Tobacco children in Indonesia – level 3

07-12-2023 15:00

People estimate that more than 1.5 million children in Indonesia work in the agricultural sector – mainly in tobacco, rubber, and palm oil plantations.

Those who work on tobacco farms plant it, apply pesticides, harvest, bundle and dry the leaves,  and do all of this mostly with bare hands.

The working conditions are hazardous and the children suffer from ‘green tobacco sickness’ – acute nicotine poisoning. Some of the symptoms they commonly experience are nausea, headaches, and dizzy spells.

In Indonesia, hiring children under 15 years of age is illegal, but traders or companies do not directly hire children. They skip school or drop out altogether in order to help their families make a living.
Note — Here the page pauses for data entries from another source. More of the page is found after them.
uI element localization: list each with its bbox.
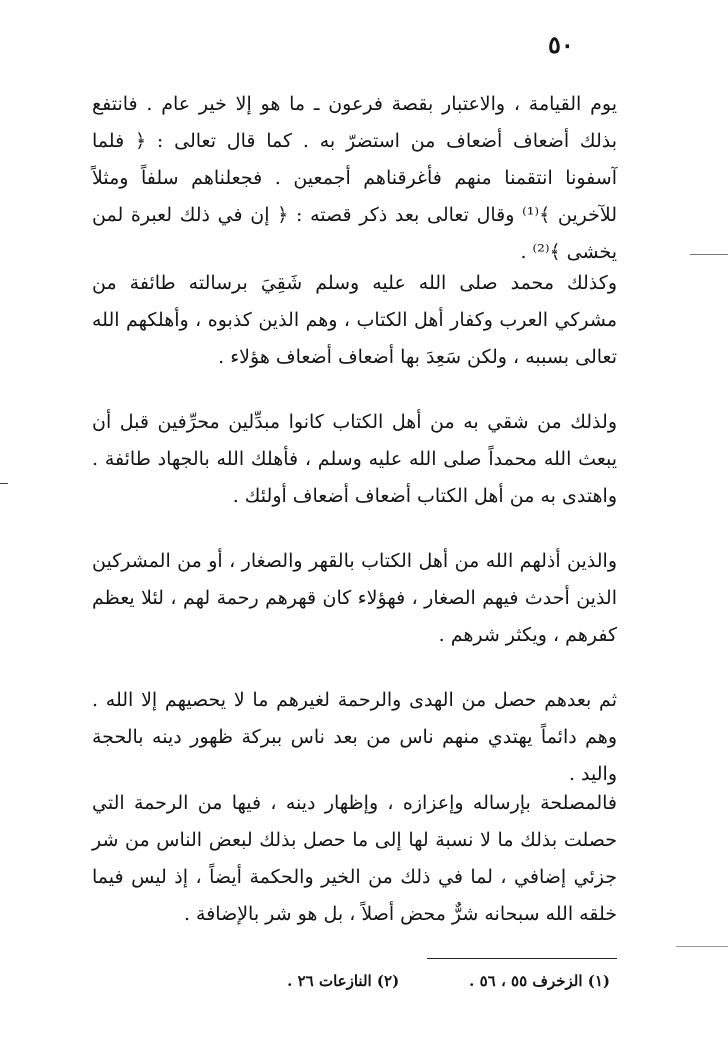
paragraph-text: فالمصلحة بإرساله وإعزازه ، وإظهار دينه ، فيها من الرحمة التي حصلت بذلك ما لا نسبة لها إلى ما حصل بذلك لبعض الناس من شر جزئي إضافي ، لما في ذلك من الخير والحكمة أيضاً ، إذ ليس فيما خلقه الله سبحانه شرٌّ محض أصلاً ، بل هو شر بالإضافة . [92, 792, 617, 925]
scan-edge-mark [0, 483, 8, 484]
paragraph-6 [92, 785, 617, 933]
scan-edge-mark [676, 946, 728, 947]
paragraph-text: ثم بعدهم حصل من الهدى والرحمة لغيرهم ما لا يحصيهم إلا الله . وهم دائماً يهتدي منهم ناس من بعد ناس ببركة ظهور دينه بالحجة واليد . [92, 689, 617, 785]
paragraph-text: وكذلك محمد صلى الله عليه وسلم شَقِيَ برسالته طائفة من مشركي العرب وكفار أهل الكتاب ، وهم الذين كذبوه ، وأهلكهم الله تعالى بسببه ، ولكن سَعِدَ بها أضعاف أضعاف هؤلاء . [92, 272, 617, 368]
paragraph-4 [92, 543, 617, 654]
scan-edge-mark [690, 254, 728, 255]
footnote-1: (١) الزخرف ٥٥ ، ٥٦ . [469, 972, 610, 990]
paragraph-3 [92, 404, 617, 515]
paragraph-1 [92, 86, 617, 271]
page-number: ٥٠ [548, 30, 574, 59]
footnotes [210, 972, 610, 990]
paragraph-5 [92, 682, 617, 793]
paragraph-text: والذين أذلهم الله من أهل الكتاب بالقهر والصغار ، أو من المشركين الذين أحدث فيهم الصغار ، فهؤلاء كان قهرهم رحمة لهم ، لئلا يعظم كفرهم ، ويكثر شرهم . [92, 550, 617, 646]
footnote-2: (٢) النازعات ٢٦ . [287, 972, 400, 990]
paragraph-text: ولذلك من شقي به من أهل الكتاب كانوا مبدِّلين محرِّفين قبل أن يبعث الله محمداً صلى الله عليه وسلم ، فأهلك الله بالجهاد طائفة . واهتدى به من أهل الكتاب أضعاف أضعاف أولئك . [92, 411, 617, 507]
paragraph-text: يوم القيامة ، والاعتبار بقصة فرعون ـ ما هو إلا خير عام . فانتفع بذلك أضعاف أضعاف من استضرّ به . كما قال تعالى : ﴿ فلما آسفونا انتقمنا منهم فأغرقناهم أجمعين . فجعلناهم سلفاً ومثلاً للآخرين ﴾⁽¹⁾ وقال تعالى بعد ذكر قصته : ﴿ إن في ذلك لعبرة لمن يخشى ﴾⁽²⁾ . [92, 93, 617, 263]
footnote-divider [427, 958, 617, 959]
paragraph-2 [92, 265, 617, 376]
One day’s work earns them an equivalent of a dollar a day.

The firms who buy the tobacco never question the process behind the production, which is what groups like Human Rights Watch are trying to change. They reached out to some of the biggest companies operating in Indonesia, asking them to educate the families about the dangers of this work.

Indonesia is one of a few countries that have not signed the World Health Organization’s Framework Convention on Tobacco Control – a global public health treaty aimed at protecting the population from the consequences of tobacco consumption and exposure to tobacco smoke.

Difficult words: pesticide (something which kills insects), harvest (gather, get), bundle (tie or roll up together), hazardous (dangerous), nausea (a feeling of sickness), dizzy (weak, not feeling well), spell (a short period of time), treaty (an agreement, a deal, a pact).

You can watch the video news lower on this page.

What are the initiatives undertaken by groups such as Human Rights Watch and The World Health Organization to protect children from working in hazardous conditions in the agricultural sector in Indonesia?